We assumed that large size of the PDN device due to the excessively stiff high-tenacity polyethylene jacket enclosing the polymeric hydrogel caused the fracture of endplates, which then made contact with cartilage tissue and blood, provoking an immune response, and resulting in massive degeneration of the vertebral bone.[16] On the other hand, the hydrolysis time of 3 weeks was too long; therefore a rigid material between the 2 vertebral corpuses carries the risk of fracture of the cartilaginous endplates.

Dynamic stabilization systems without fusion and PDN devices have been used sporadically in spinal surgery. Ideally, semi-rigid implants dedicated to dynamic stabilization should control movement and share the load with the disc. Constraining the movement of the dynamic screw is more for providing adequate stability and mobility of the segment, and has less to do with avoiding the hot spot pressure on the disc.

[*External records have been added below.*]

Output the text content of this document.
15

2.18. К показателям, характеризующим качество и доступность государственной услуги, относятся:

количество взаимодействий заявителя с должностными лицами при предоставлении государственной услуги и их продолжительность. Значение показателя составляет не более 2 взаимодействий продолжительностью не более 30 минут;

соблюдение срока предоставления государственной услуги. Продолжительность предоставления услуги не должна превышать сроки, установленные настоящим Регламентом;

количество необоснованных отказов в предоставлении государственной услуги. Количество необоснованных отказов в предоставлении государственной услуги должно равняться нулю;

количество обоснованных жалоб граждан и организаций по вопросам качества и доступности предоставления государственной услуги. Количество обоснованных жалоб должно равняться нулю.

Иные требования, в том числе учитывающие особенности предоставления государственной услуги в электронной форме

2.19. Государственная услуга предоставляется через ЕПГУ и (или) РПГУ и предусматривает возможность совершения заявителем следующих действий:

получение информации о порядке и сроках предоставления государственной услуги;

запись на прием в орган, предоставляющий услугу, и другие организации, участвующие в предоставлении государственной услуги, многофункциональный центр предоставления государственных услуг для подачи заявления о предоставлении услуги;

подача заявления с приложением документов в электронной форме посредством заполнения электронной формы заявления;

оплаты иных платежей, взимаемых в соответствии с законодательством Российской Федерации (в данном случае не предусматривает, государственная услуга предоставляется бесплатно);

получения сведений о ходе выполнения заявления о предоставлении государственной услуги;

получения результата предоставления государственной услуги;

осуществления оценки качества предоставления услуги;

The reasons for using the dynamic screw system in combination with PDN are to restore and preserve the disc height with the PDN device, while providing dynamic transpedicular stabilization with the screw system.

Although the VAS and Oswestry scores were satisfactory in our limited series of patients, for those with migrated PDN and infection, we thought that we could eliminate the migration complication with the use of posterior dynamic stabilization. However, we could not. The surprising result was that we saw cartilaginous endplate fracture due to the PDN and associated infection findings on MR studies, but the clinical outcome was not negatively affected.

PDN alone is not soft enough to resemble disc tissue. More appropriate material resembling disc tissue should be developed, and a more dynamic posterior system will need to be found. Theoretically, this concept is superior, but practically we need more advanced technology.

Because this study examined the combination of the PDN and stabilization instrumention, the results cannot be compared with those reported in the literature for either PDN alone or dynamic screws alone.